First Successful Usage
Well, I got some alternative gauges very quickly and tried again. One rotation of the HP pump got me to about 20BAR, then another rotation to 30 BAR. After that, there was no more pressure increase. The pressure regulator opened internally once the applied fluid pressure and the gas pressure were equalised.
I knew this accumulator was a little flat. I didn’t realise just how flat! Only 32 BAR of an original 60 BAR. But as a first test, I’m happy I proved the system works. I can’t confess I understand quite how the pressure equalisation gives the gas pressure, but I have put new spheres on the tester and got a reading that matched the sphere rating.
The biggest issue I had with this setup was getting the pump primed.

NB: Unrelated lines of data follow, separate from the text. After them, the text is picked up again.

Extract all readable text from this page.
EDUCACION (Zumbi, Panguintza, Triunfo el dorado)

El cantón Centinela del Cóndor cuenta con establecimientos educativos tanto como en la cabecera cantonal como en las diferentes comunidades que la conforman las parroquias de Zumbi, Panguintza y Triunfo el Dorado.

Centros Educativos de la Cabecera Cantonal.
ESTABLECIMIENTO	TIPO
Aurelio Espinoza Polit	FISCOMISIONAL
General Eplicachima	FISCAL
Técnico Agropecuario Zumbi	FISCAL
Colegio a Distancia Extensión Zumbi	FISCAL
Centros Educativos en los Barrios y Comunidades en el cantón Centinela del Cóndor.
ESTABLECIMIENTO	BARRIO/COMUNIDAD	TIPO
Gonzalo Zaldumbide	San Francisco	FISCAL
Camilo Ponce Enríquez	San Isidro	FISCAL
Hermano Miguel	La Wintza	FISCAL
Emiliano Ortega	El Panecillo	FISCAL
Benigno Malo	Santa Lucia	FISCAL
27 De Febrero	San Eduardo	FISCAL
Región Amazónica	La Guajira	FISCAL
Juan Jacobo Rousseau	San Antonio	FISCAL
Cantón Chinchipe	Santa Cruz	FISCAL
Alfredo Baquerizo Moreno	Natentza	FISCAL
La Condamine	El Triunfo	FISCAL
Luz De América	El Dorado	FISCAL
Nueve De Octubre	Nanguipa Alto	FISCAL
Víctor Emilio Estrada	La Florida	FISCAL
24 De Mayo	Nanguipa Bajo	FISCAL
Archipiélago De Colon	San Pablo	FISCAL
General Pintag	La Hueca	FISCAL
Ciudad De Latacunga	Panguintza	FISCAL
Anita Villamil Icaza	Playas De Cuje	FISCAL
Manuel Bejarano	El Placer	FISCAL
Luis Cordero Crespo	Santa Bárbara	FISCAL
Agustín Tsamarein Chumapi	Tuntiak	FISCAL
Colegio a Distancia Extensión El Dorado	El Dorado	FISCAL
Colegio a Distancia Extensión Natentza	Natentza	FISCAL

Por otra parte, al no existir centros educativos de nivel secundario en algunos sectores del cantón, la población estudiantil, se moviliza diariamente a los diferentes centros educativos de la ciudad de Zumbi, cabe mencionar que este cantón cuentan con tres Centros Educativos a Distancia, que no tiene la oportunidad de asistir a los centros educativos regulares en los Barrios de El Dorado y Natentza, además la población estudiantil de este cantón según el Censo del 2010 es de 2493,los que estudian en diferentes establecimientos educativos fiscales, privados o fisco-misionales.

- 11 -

The plastic bottle reservoir and the high feed pipe made getting only fluid to the pump intake a little tricky. But a little experimentation found a balance. We’ll come to the final setup shortly.
Sphere Tester Usage
On a good day, testing sphere pressures takes just a few minutes. Although a lot of the process is dependent on how easily the spheres come off!
Getting the old sphere removed
The spheres on the XPO project car are looking rather tired. Given there has been no fluid pressure against the diaphragm since 2008 or earlier, the gas pressure has likely escaped through the diaphragm membrane. Time to get them off and tested.
The first step is to remove the sphere, something that can be a little tricky. There is a vast range of tools and techniques available. Fancy screw-on tools and cold chisels all work, although I have something slightly more straightforward.
While my special tool isn’t pretty and scratches the hell out of the spheres, I’m yet to find a sphere it could not remove! The core of my sphere remover is a length of 3mm wall 1/2″ box section. A couple of 8mm holes where drilled through slightly closer than the width of the sphere. A length of 8mm threaded bar was then bent over an old sphere to make a ‘U’ bend and shoved through the holes.
The U-bend is placed over the sphere, nuts tightened up, and a suitable turning moment applied. And this time, the scratches are only on one side, so I can carefully hide them in the picture above.
Using the Sphere Tester
With the old sphere off the car, any remaining fluid is poured out. A small amount of contamination is bound to get into the sphere tester reservoir. However, I find it good practice to pour away the worst of any old fluid.
The old sphere is then screwed into the top of the sphere tester. In the picture above, you’ll see the system has a solid base, the pump is bolted down, and the peanut butter tub reservoir is in place.
Once the sphere is mounted, the valve on the PRV is closed, and the HP pulley wheel is turned. Within a few turns, the gauge pressure rises. A few more turns and the pressure levels out at the spheres residual pressure. In this case, 40 BAR.
The final step of using the sphere tester is to note the recorded pressure on the sphere. A fine Sharpie usually does the trick for me. In this case, the 55BAR sphere has 40BAR left. A date always helps, so I know when the sphere was last tested.
Why build a sphere tester anyway?
Some of my motivation for building sphere tester was simply because I enjoy the challenge of building. I’m a Citroen car part hoarder, so several spheres are knocking about in the garage of an unknown state, so I have an ‘immediate’ need.
Not so long ago, a particular brand of spheres was often delivered with no pressure. Dead on arrival was a common sphere complaint, which is less frequent nowadays. As a result, I like to test any sphere before putting them on the car. And right now, I have three BXs, a total of 15 spheres. I prefer to keep good spheres on the car if I know they’re good.
In case you need them, below are some links to other builds and guides (mostly from CitroJim)
Will you build your own?
I hope this brief guide has encouraged those with LHM in the blood to have a go at building their own sphere tester. For me, it was a very simple and satisfying process, and it proved to be really useful in reducing my pile of dead spheres!